Jak informowała nas Grażyna Woźniak, dyrektorka PPP nr 1, dużo rodziców jest zaniepokojonych, że ich dzieci nie poradzą sobie z programem w kl. 1 i dlatego jest bardzo duża ilość zgłoszeń dzieci na badania pod kątem gotowości szkolnej.
Co konkretnie badają psycholodzy i pedagodzy w poradni?
- Badając dojrzałość szkolną, diagnozujemy poziom rozwoju poznawczego, emocjonalnego, społecznego, ruchowego, funkcji percepcyjno - motorycznych oraz stopień opanowania przez dziecko wiadomości i umiejętności ważnych w nauce szkolnej. Uwzględniamy również diagnozę gotowości szkolnej dokonanej przez nauczyciela przedszkola lub szkoły. Dopiero wtedy możemy określić, czy dziecko jest dojrzałe do podjęcia obowiązku szkolnego czy też nie. Biorąc powyższe pod uwagę wydajemy opinię o odroczeniu rozpoczęcia spełniania przez dziecko obowiązku szkolnego - tłumaczy Grażyna Woźniak.
Magdalena Bednarek, mama sześcioletniego Antosia, wykonała już takie badania swojego syna rok wcześniej, by uniknąć kłopotów w tym roku.
- Chciałam, by mój syn poszedł do zerówki. Zgłosiliśmy się do Poradni Psychologiczno-Pedagogicznej w Radomiu, by sprawdzono czy Antoś może już rozpocząć edukację. Badanie wykonywała psycholożka.

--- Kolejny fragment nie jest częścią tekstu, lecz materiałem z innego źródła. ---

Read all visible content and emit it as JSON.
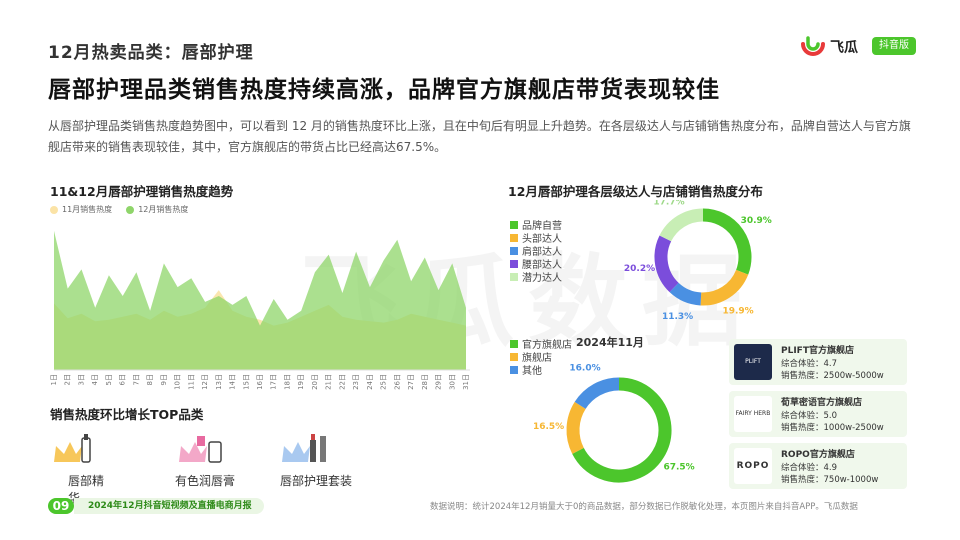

Sprawdzała m.in. rozwój umysłowy i emocjonalny mojego syna. Antoś po przeczytaniu przez psychologa czytanki, musiał odpowiedzieć na kilka pytań związanych z jej treścią, miał też kilka ćwiczeń logicznych, z liczenia, rysowania. Ogólnie testy trwały ok. półtorej godziny. Po nich okazało się, że Antoś jest na poziomie ośmiolatka. Robiąc testy rok wcześniej i rozpoczynając edukację mojego syna od zerówki, nie mam problemów z jego przejściem do pierwszej klasy. Pójdzie do niej z tą samą grupą zerówkową i to uważam za duży plus - mówi Magdalenia Bednarek z Radomia.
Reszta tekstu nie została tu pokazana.